What you should have running on the thin client is a bare-minimum system just
capable of running X and forwarding mouse and keboard info back to the server.
This allows you to remote-login to the server and run things, which happens *on
the server*. Only the X output is forwarded to the client for display, hence
"thin client".
My thin clients go from power-switch to logon screen in ~35 seconds. If your
system takes much longer, it's probably not a thin client. One of my thin
clients is an ancient K6-2/366 laptop with 32M, works fine.
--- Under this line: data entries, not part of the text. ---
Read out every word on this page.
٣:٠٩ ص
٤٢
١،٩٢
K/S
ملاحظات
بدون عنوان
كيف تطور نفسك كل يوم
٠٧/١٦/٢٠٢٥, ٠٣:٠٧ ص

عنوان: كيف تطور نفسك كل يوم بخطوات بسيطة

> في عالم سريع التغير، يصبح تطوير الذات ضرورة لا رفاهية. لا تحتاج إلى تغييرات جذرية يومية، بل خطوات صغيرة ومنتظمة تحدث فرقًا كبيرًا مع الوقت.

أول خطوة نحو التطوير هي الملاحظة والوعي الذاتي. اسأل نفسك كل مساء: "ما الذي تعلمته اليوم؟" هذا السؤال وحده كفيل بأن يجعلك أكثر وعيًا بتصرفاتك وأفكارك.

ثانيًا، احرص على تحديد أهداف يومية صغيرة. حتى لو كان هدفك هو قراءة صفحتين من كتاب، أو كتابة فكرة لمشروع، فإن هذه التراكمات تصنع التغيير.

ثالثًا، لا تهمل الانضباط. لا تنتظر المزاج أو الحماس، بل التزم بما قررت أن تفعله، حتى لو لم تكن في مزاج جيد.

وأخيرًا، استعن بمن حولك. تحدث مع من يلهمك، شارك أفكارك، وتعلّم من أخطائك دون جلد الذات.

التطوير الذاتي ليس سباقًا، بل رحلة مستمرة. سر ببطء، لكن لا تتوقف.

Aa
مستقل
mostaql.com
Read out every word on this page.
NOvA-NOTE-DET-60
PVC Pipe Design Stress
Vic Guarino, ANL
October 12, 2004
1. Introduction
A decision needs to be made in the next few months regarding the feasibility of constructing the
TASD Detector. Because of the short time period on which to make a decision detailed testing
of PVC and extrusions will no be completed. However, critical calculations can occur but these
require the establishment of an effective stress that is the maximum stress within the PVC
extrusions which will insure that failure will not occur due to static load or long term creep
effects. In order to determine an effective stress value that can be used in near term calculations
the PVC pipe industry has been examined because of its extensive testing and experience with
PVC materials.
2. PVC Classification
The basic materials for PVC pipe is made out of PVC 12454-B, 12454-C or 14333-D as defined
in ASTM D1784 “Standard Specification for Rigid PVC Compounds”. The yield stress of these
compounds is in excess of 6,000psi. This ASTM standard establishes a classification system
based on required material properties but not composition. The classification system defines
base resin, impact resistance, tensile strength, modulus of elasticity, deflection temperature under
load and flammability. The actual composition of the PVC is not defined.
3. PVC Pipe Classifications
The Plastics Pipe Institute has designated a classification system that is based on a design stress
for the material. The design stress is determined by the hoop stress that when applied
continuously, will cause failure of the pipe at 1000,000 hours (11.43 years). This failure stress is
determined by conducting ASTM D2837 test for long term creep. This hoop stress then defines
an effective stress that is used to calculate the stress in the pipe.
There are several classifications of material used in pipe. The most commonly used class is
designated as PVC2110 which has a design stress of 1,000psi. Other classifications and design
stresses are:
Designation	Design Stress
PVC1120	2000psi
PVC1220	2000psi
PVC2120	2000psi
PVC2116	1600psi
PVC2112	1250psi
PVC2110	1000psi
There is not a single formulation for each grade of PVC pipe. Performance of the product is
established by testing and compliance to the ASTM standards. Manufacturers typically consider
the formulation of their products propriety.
(ii) You probably couldn't get vdpau running on the server unless the server had
a vdpau-capable graphics chipset in it. It certainly wouldn't work over the
network, because vdpau talks directly to the graphics chipset of the host which
is doing the displaying.
If you are, actually, running vdpau on your front ends, I would suggest that you
aren't running a true ltsp client, but just remote-booting a fat client. If
you're doing that, I still suggest you have a look at minimyth, since all the
hard work will have been done for you, vdpau included (thanks, Paul!).
(iii) As I have a mixed system of servers, ltsp thin clients, myth front ends
and occasional guest laptops, I felt I needed to have a little more control over
dhcp configuration than pfSense provides as a default. For example, I have
groups defined so that I don't have to repeat lines for boot files, next-server
and such for every host.
It's possible that recent pfSense versions offer more flexibility than I
realised, I haven't looked for a while. My dhcp setup has been running on my
master server since about 1998, so I haven't seen a need to change.
(iv) If you're using pfSense for dhcp, and running tftpboot (or whatever) on
another host, your configuration files are *not* on the same system, you have to
co-ordinate between the two (or more), and this can be where errors creep in.